Terrorism in London Will Impact NYC
The terrorist attack in London, England on Thursday morning has already had an impact not only on New York City, but on Rockaway as well.
Shortly after word of the attack came via television and Internet, a motorist passing over the Cross Bay Bridge notice what he thought was a “suspicious package’ dropped nearby the northbound walkway.
He used his cell phone to call the 911 emergency system, and police responded, closing the bridge for more than a hour during rush hour traffic. The vehicular traffic on the Rockaway side went all the way back to Shore Front Parkway and in Broad Channel, a few blocks into Cross Bay Boulevard.
Motorists will noticed many changes brought by the heightened state of readiness.
There will be a police car permanently stationed at the Cross Bay Bridge, the Joseph P. Addabbo Bridge and at the Marine Park, Gil Hodges Memorial Bridge. There will be occasional “safety checks” on all of the bridges. Those traveling to Manhattan by bridge will find that checkpoints will now stop sports utility vehicles and other cars as well as trucks.
There are many, however, who think that there are far more targets in Europe than in the United States.
One respected Website said, “The United States, which suffered a massive terrorist attack on September 11, 2001, would make a tougher target now than Europe due to strict security measures and a better-integrated Muslim community, experts said.
“I think it is probably more accessible for them to make attacks in Europe, primarily because you have open borders and you can cross those borders without a great deal of scrutiny.”
One terrorism expert, who once worked for the CIA, said in a Website report, “Certainly, Europe has been a priority target for Al-Qaeda for some time, since (Osama) bin Laden himself announced that Europe was being given a grace period and then it will become a target,” he said.
He attributed the fact that the United States has not been attacked since 2001, while Europe has been attacked twice recently — in Madrid and London — to “very, very high” security awareness in the United States and said “it is a little more difficult for Al-Qaeda to do major operations here now.”
Peter Singer, a security expert at the Brookings Institution think tank, said that security in Europe is just not at the same level as it is in the United States. “The security restrictions are tougher here,” he said, but he noted: “I still think there are a lot of gaps here.”
“The reality is, terrorists tend to strike where they think the target is softer, where they think that the psychological impact will be greater, where they have established cells and that eases their access to the soft target,” said David Rothkopf, of the Carnegie Endowment for International Peace.
Cannistraro also noted that after the September 11 attacks that killed nearly 3,000 people, Al-Qaeda probably preferred to ensure that any subsequent attacks on the United States are on a grand scale.
“Al-Qaeda set a standard of mass casualties with the 9/11 events, and it probably would not want to do a one-off small operation, because then it would be looked at as a sign of weakness,” he said.
Thirty-seven people were killed and some 700 injured Thursday morning in four bomb attacks on London’s Underground and bus networks, a police spokeswoman said.
Still, the experts conceded that the United States was not immune to suicide attacks.

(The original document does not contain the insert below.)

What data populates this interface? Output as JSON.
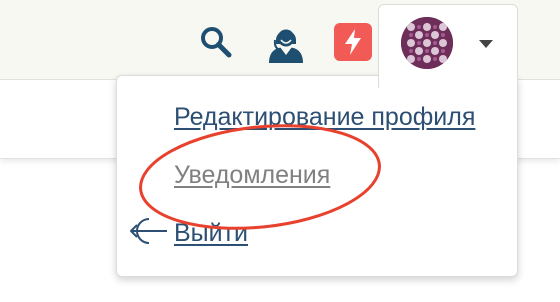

“It can happen anytime. In open democracies and free societies, small attacks like that are almost impossible to prevent,” said Cannistraro.
“The kind of bombings that happened in London could easily happen in the Metro in Washington,” Singer noted.A previously unknown group calling itself the Organization of Al-Qaeda Jihad in Europe claimed Thursday’s attacks in a statement on a website and threatened similar ones in Denmark, Italy and other countries with troops in Afghanistan and Iraq.
The attacks bore similarities to the 10 blasts on four packed early-morning commuter trains last year in Madrid.